Recent studies have reported that postoperative complications depend on liver function reserve and perioperative nutritional status [25,26,27,28,29]. Perioperative nutritional supplementation may thus reduce the risk of postoperative complications and shorten the duration of hospitalisation for patients with cancer requiring liver resection [30,31,32]. Hsieh et al. reported that postoperative nutritional support could contribute to the reduction of pulmonary complications, recovery of liver function, and shortened duration of hospitalisation among adult liver donors [33]. In addition, with high-risk hepatectomy for hepato-biliary cancer, synbiotics reportedly contribute to reductions in postoperative infectious complications [34]. Such beneficial effects would presumably involve correction of intestinal microbial imbalances induced by surgical stress. Furthermore, nutritional intervention could improve prognosis through improvements in the tolerance of patients for chemotherapy and surgical feasibility [30, 35].

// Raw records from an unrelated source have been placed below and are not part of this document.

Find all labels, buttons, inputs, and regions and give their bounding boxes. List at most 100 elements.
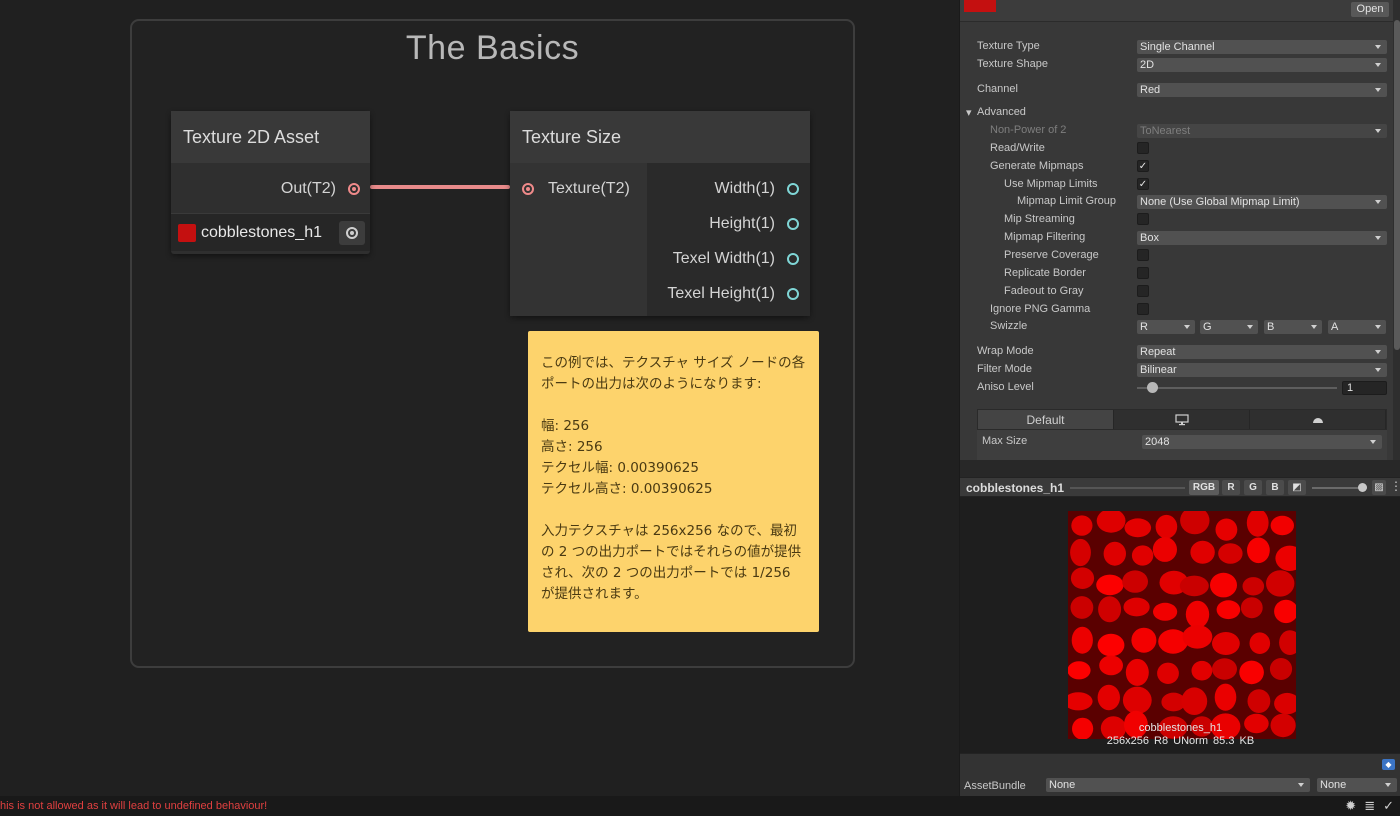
channel-g-button[interactable]: G — [1244, 480, 1262, 495]
mipmap-limit-group-dropdown[interactable]: None (Use Global Mipmap Limit) — [1137, 195, 1387, 209]
aniso-slider-handle[interactable] — [1147, 382, 1158, 393]
preview-title: cobblestones_h1 — [966, 481, 1065, 495]
connection-edge[interactable] — [370, 185, 510, 189]
field-label: Wrap Mode — [977, 345, 1034, 357]
node-title[interactable]: Texture 2D Asset — [171, 111, 370, 163]
sticky-note[interactable]: この例では、テクスチャ サイズ ノードの各ポートの出力は次のようになります: 幅… — [528, 331, 819, 632]
preview-drag-handle[interactable] — [1070, 487, 1185, 489]
max-size-dropdown[interactable]: 2048 — [1142, 435, 1382, 449]
port-connector-icon[interactable] — [787, 252, 799, 265]
output-port-texel-width[interactable]: Texel Width(1) — [647, 241, 810, 276]
port-connector-icon[interactable] — [348, 182, 360, 195]
field-label: Texture Type — [977, 40, 1040, 52]
field-label: Fadeout to Gray — [1004, 285, 1084, 297]
mipmap-limit-group-row: Mipmap Limit Group None (Use Global Mipm… — [960, 193, 1400, 211]
channel-r-button[interactable]: R — [1222, 480, 1240, 495]
inspector-scrollbar[interactable] — [1393, 0, 1400, 460]
input-port-texture[interactable]: Texture(T2) — [510, 171, 647, 206]
texture-shape-row: Texture Shape 2D — [960, 56, 1400, 74]
swizzle-a-dropdown[interactable]: A — [1328, 320, 1386, 334]
port-label: Texel Width(1) — [672, 249, 775, 267]
port-label: Height(1) — [709, 214, 775, 232]
swizzle-r-dropdown[interactable]: R — [1137, 320, 1195, 334]
alpha-toggle-icon[interactable]: ◩ — [1288, 480, 1306, 495]
field-label: Preserve Coverage — [1004, 249, 1099, 261]
use-mipmap-limits-checkbox[interactable]: ✓ — [1137, 178, 1149, 190]
console-error-message[interactable]: his is not allowed as it will lead to un… — [0, 800, 267, 812]
checker-icon[interactable]: ▨ — [1372, 480, 1386, 495]
output-port-width[interactable]: Width(1) — [647, 171, 810, 206]
object-picker-button[interactable] — [339, 221, 365, 245]
aniso-level-input[interactable]: 1 — [1342, 381, 1387, 395]
foldout-arrow-icon[interactable]: ▾ — [966, 106, 972, 119]
texture-type-dropdown[interactable]: Single Channel — [1137, 40, 1387, 54]
mip-level-handle[interactable] — [1358, 483, 1367, 492]
field-label: Mipmap Filtering — [1004, 231, 1086, 243]
port-label: Texture(T2) — [548, 179, 630, 197]
filter-mode-dropdown[interactable]: Bilinear — [1137, 363, 1387, 377]
field-label: Mip Streaming — [1004, 213, 1075, 225]
output-port-texel-height[interactable]: Texel Height(1) — [647, 276, 810, 311]
output-port-out[interactable]: Out(T2) — [171, 171, 370, 206]
generate-mipmaps-row: Generate Mipmaps ✓ — [960, 158, 1400, 176]
aniso-slider-track[interactable] — [1137, 387, 1337, 389]
tab-android[interactable] — [1250, 410, 1386, 429]
port-label: Width(1) — [714, 179, 775, 197]
port-connector-icon[interactable] — [787, 182, 799, 195]
note-line: 幅: 256 — [541, 418, 590, 434]
asset-bundle-label: AssetBundle — [964, 780, 1026, 792]
node-title[interactable]: Texture Size — [510, 111, 810, 163]
channel-dropdown[interactable]: Red — [1137, 83, 1387, 97]
port-connector-icon[interactable] — [787, 217, 799, 230]
ignore-png-gamma-checkbox[interactable] — [1137, 303, 1149, 315]
channel-b-button[interactable]: B — [1266, 480, 1284, 495]
swizzle-row: Swizzle R G B A — [960, 318, 1400, 336]
stack-icon[interactable]: ≣ — [1364, 798, 1375, 814]
label-tag-icon[interactable]: ◆ — [1382, 759, 1395, 770]
channel-rgb-button[interactable]: RGB — [1189, 480, 1219, 495]
port-connector-icon[interactable] — [787, 287, 799, 300]
fadeout-to-gray-checkbox[interactable] — [1137, 285, 1149, 297]
swizzle-b-dropdown[interactable]: B — [1264, 320, 1322, 334]
texture-shape-dropdown[interactable]: 2D — [1137, 58, 1387, 72]
note-line: テクセル高さ: 0.00390625 — [541, 481, 713, 497]
editor-window: The Basics Texture 2D Asset Out(T2) cobb… — [0, 0, 1400, 816]
open-button[interactable]: Open — [1351, 2, 1389, 17]
port-label: Texel Height(1) — [667, 284, 775, 302]
preserve-coverage-checkbox[interactable] — [1137, 249, 1149, 261]
field-label: Aniso Level — [977, 381, 1034, 393]
mipmap-filtering-dropdown[interactable]: Box — [1137, 231, 1387, 245]
replicate-border-checkbox[interactable] — [1137, 267, 1149, 279]
output-port-height[interactable]: Height(1) — [647, 206, 810, 241]
texture-2d-asset-node[interactable]: Texture 2D Asset Out(T2) cobblestones_h1 — [171, 111, 370, 254]
preview-toolbar: cobblestones_h1 RGB R G B ◩ ▨ ⋮ — [960, 477, 1400, 497]
scrollbar-thumb[interactable] — [1394, 20, 1400, 350]
tab-standalone[interactable] — [1114, 410, 1250, 429]
port-connector-icon[interactable] — [522, 182, 534, 195]
wrap-mode-dropdown[interactable]: Repeat — [1137, 345, 1387, 359]
shader-graph-canvas[interactable]: The Basics Texture 2D Asset Out(T2) cobb… — [0, 0, 959, 796]
advanced-foldout[interactable]: ▾ Advanced — [960, 104, 1400, 122]
target-icon — [346, 227, 358, 239]
texture-object-field[interactable]: cobblestones_h1 — [171, 213, 370, 251]
field-label: Read/Write — [990, 142, 1045, 154]
read-write-checkbox[interactable] — [1137, 142, 1149, 154]
asset-bundle-dropdown[interactable]: None — [1046, 778, 1310, 792]
note-line: テクセル幅: 0.00390625 — [541, 460, 699, 476]
texture-preview[interactable]: cobblestones_h1 256x256 R8 UNorm 85.3 KB — [960, 497, 1400, 753]
tab-default[interactable]: Default — [978, 410, 1114, 429]
swizzle-g-dropdown[interactable]: G — [1200, 320, 1258, 334]
asset-bundle-variant-dropdown[interactable]: None — [1317, 778, 1397, 792]
field-label[interactable]: Advanced — [977, 106, 1026, 118]
note-line: 高さ: 256 — [541, 439, 603, 455]
debug-bug-icon[interactable]: ✹ — [1345, 798, 1356, 814]
group-title[interactable]: The Basics — [132, 29, 853, 68]
generate-mipmaps-checkbox[interactable]: ✓ — [1137, 160, 1149, 172]
more-options-icon[interactable]: ⋮ — [1390, 479, 1400, 493]
mip-streaming-checkbox[interactable] — [1137, 213, 1149, 225]
check-circle-icon[interactable]: ✓ — [1383, 798, 1394, 814]
mipmap-filtering-row: Mipmap Filtering Box — [960, 229, 1400, 247]
texture-size-node[interactable]: Texture Size Texture(T2) Width(1) Height… — [510, 111, 810, 316]
field-label: Max Size — [982, 435, 1028, 447]
texture-preview-image — [1068, 511, 1296, 739]
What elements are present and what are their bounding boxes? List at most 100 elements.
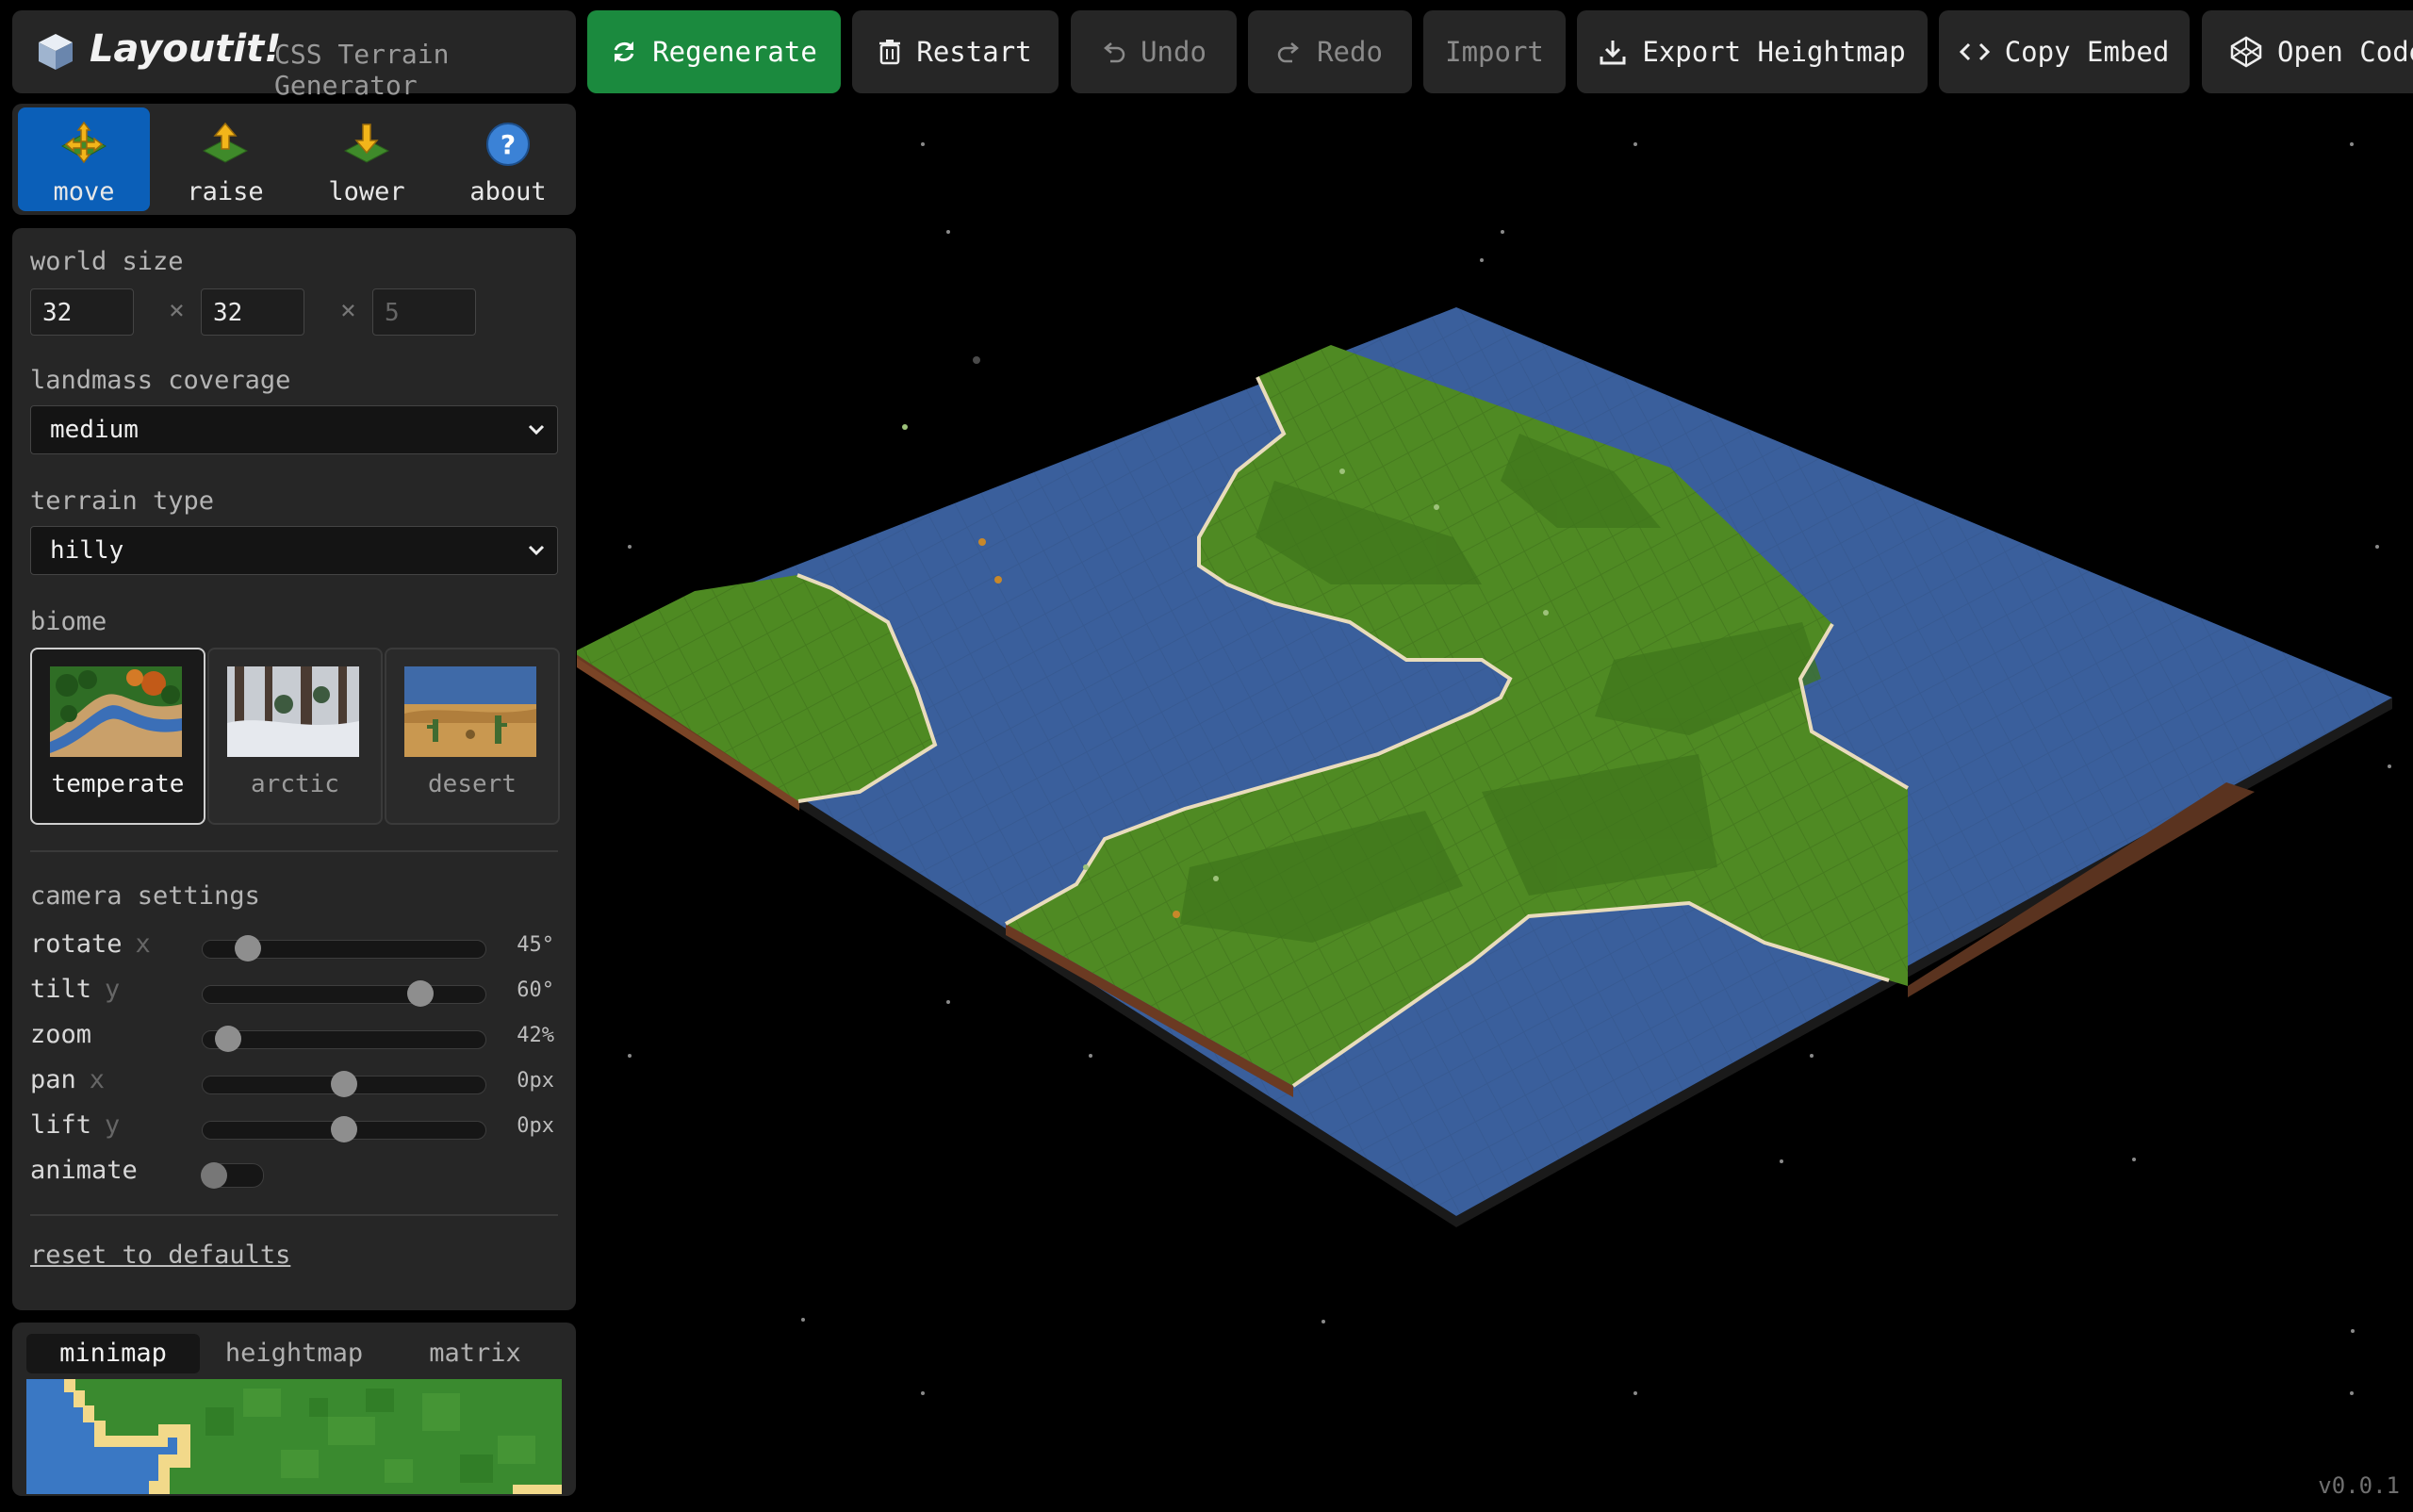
terrain-canvas <box>573 142 2392 1395</box>
terrain-viewport[interactable]: v0.0.1 <box>573 94 2413 1508</box>
terrain-select[interactable]: hilly <box>30 526 558 575</box>
restart-button[interactable]: Restart <box>852 10 1059 93</box>
map-panel: minimap heightmap matrix <box>12 1323 576 1496</box>
landmass-label: landmass coverage <box>30 366 291 395</box>
regenerate-label: Regenerate <box>652 36 817 68</box>
export-heightmap-button[interactable]: Export Heightmap <box>1577 10 1928 93</box>
terrain-value: hilly <box>50 536 124 565</box>
lift-label: lift y <box>30 1110 121 1140</box>
app-brand: Layoutit! CSS Terrain Generator <box>12 10 576 101</box>
refresh-icon <box>614 41 634 62</box>
rotate-value: 45° <box>517 933 554 957</box>
export-label: Export Heightmap <box>1642 36 1906 68</box>
world-size-y-input[interactable]: 32 <box>201 288 304 336</box>
tool-move[interactable]: move <box>18 107 150 211</box>
regenerate-button[interactable]: Regenerate <box>587 10 841 93</box>
animate-label: animate <box>30 1156 138 1185</box>
size-separator: × <box>169 294 185 325</box>
lift-value: 0px <box>517 1114 554 1138</box>
codepen-icon <box>2230 36 2262 68</box>
lower-icon <box>343 123 390 163</box>
biome-temperate-label: temperate <box>51 770 185 798</box>
zoom-slider-row: zoom 42% <box>30 1020 569 1054</box>
undo-label: Undo <box>1141 36 1206 68</box>
lift-slider[interactable] <box>202 1116 486 1142</box>
tool-lower[interactable]: lower <box>301 107 433 211</box>
tab-minimap[interactable]: minimap <box>26 1334 200 1373</box>
pan-slider-thumb[interactable] <box>331 1071 357 1097</box>
landmass-value: medium <box>50 416 139 444</box>
biome-temperate[interactable]: temperate <box>30 648 205 825</box>
open-code-label: Open Code <box>2277 36 2413 68</box>
world-size-x-input[interactable]: 32 <box>30 288 134 336</box>
zoom-slider[interactable] <box>202 1026 486 1052</box>
camera-settings-label: camera settings <box>30 881 260 911</box>
tool-about-label: about <box>469 177 547 206</box>
biome-arctic[interactable]: arctic <box>207 648 383 825</box>
zoom-value: 42% <box>517 1024 554 1047</box>
rotate-slider-thumb[interactable] <box>235 935 261 961</box>
divider <box>30 1214 558 1216</box>
app-subtitle: CSS Terrain Generator <box>274 39 450 101</box>
undo-icon <box>1104 42 1125 63</box>
download-icon <box>1600 41 1626 65</box>
tab-matrix[interactable]: matrix <box>388 1334 562 1373</box>
tool-lower-label: lower <box>328 177 405 206</box>
biome-desert-label: desert <box>428 770 517 798</box>
copy-embed-button[interactable]: Copy Embed <box>1939 10 2190 93</box>
import-label: Import <box>1445 36 1544 68</box>
move-icon <box>60 121 107 164</box>
tilt-slider-row: tilt y 60° <box>30 975 569 1009</box>
world-size-z-input[interactable]: 5 <box>372 288 476 336</box>
tool-move-label: move <box>53 177 115 206</box>
lift-slider-thumb[interactable] <box>331 1116 357 1142</box>
biome-label: biome <box>30 607 107 636</box>
animate-toggle[interactable] <box>201 1162 264 1189</box>
code-brackets-icon <box>1959 42 1990 61</box>
tool-raise[interactable]: raise <box>159 107 291 211</box>
zoom-slider-thumb[interactable] <box>215 1026 241 1052</box>
rotate-slider-row: rotate x 45° <box>30 929 569 963</box>
cube-logo-icon <box>39 34 73 70</box>
tilt-label: tilt y <box>30 975 121 1004</box>
tilt-slider[interactable] <box>202 980 486 1007</box>
tilt-value: 60° <box>517 978 554 1002</box>
redo-button[interactable]: Redo <box>1248 10 1412 93</box>
version-label: v0.0.1 <box>2318 1472 2400 1499</box>
tab-heightmap[interactable]: heightmap <box>207 1334 381 1373</box>
import-button[interactable]: Import <box>1423 10 1566 93</box>
tool-panel: move raise lower ? about <box>12 104 576 215</box>
minimap[interactable] <box>26 1379 562 1494</box>
arctic-thumbnail <box>227 666 359 757</box>
restart-label: Restart <box>916 36 1032 68</box>
tool-raise-label: raise <box>187 177 264 206</box>
pan-slider-row: pan x 0px <box>30 1065 569 1099</box>
temperate-thumbnail <box>50 666 182 757</box>
chevron-down-icon <box>528 545 545 556</box>
tilt-slider-thumb[interactable] <box>407 980 434 1007</box>
biome-arctic-label: arctic <box>251 770 339 798</box>
tool-about[interactable]: ? about <box>442 107 574 211</box>
app-title: Layoutit! <box>90 27 282 71</box>
terrain-label: terrain type <box>30 486 215 516</box>
raise-icon <box>202 122 249 163</box>
divider <box>30 850 558 852</box>
settings-panel: world size 32 × 32 × 5 landmass coverage… <box>12 228 576 1310</box>
lift-slider-row: lift y 0px <box>30 1110 569 1144</box>
undo-button[interactable]: Undo <box>1071 10 1237 93</box>
trash-icon <box>879 40 901 65</box>
landmass-select[interactable]: medium <box>30 405 558 454</box>
help-icon: ? <box>486 123 530 166</box>
biome-desert[interactable]: desert <box>385 648 560 825</box>
world-size-label: world size <box>30 247 184 276</box>
pan-value: 0px <box>517 1069 554 1093</box>
reset-defaults-link[interactable]: reset to defaults <box>30 1241 290 1270</box>
pan-slider[interactable] <box>202 1071 486 1097</box>
zoom-label: zoom <box>30 1020 92 1049</box>
open-code-button[interactable]: Open Code <box>2202 10 2413 93</box>
rotate-slider[interactable] <box>202 935 486 961</box>
svg-text:?: ? <box>501 129 516 160</box>
copy-embed-label: Copy Embed <box>2004 36 2170 68</box>
animate-row: animate <box>30 1156 569 1190</box>
chevron-down-icon <box>528 424 545 436</box>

In addition to the predictive value of postoperative complications, PNI was indicated as a potential prognostic indicator. Adjuvant chemotherapy could provide potential survival benefits in subgroups of patients exhibiting increased risk, such as patients with ICC showing advanced tumours or positive lymph node metastasis [36, 37]. Our results suggest that induction rates for adjuvant chemotherapy are reliant on PNI and postoperative complications. This may be one reason why low PNI and postoperative complications contribute to worsened oncological outcomes. However, in terms of the presence or absence of adjuvant chemotherapy, the prognosis of PNI< 50 was poor and could be considered an independent prognostic factor. Given the limited efficacy of surgery alone, multidisciplinary treatment with an appropriate combination of chemotherapy appears important for ICC. Various conditions result in the definition of ‘not optimally resectable’ cases with borderline disease; in such case, preoperative chemotherapy should be considered rather than up-front surgery with or without adjuvant chemotherapy. PNI could be useful in selecting patients for whom such preoperative chemotherapy, as well as nutritional therapy interventions, may hold promise.

Limitations

As this study deliberately selected patients who had undergone curative surgical resection for ICC, we might have excluded patients with advanced ICC who did not undergo surgery because of tumour aggressiveness. The PNI in such patients would be expected to be low.

Conclusions

Preoperative PNI can be used both as a predictive marker for the risk of severe postoperative complications and as a prognostic marker. PNI could reflect potential cancer progression that is difficult to determine using conventional diagnostic methods. Adequate nutritional intervention for patients with low PNI in the perioperative phase could contribute to further improvements in surgical outcomes and survival for patients with ICC.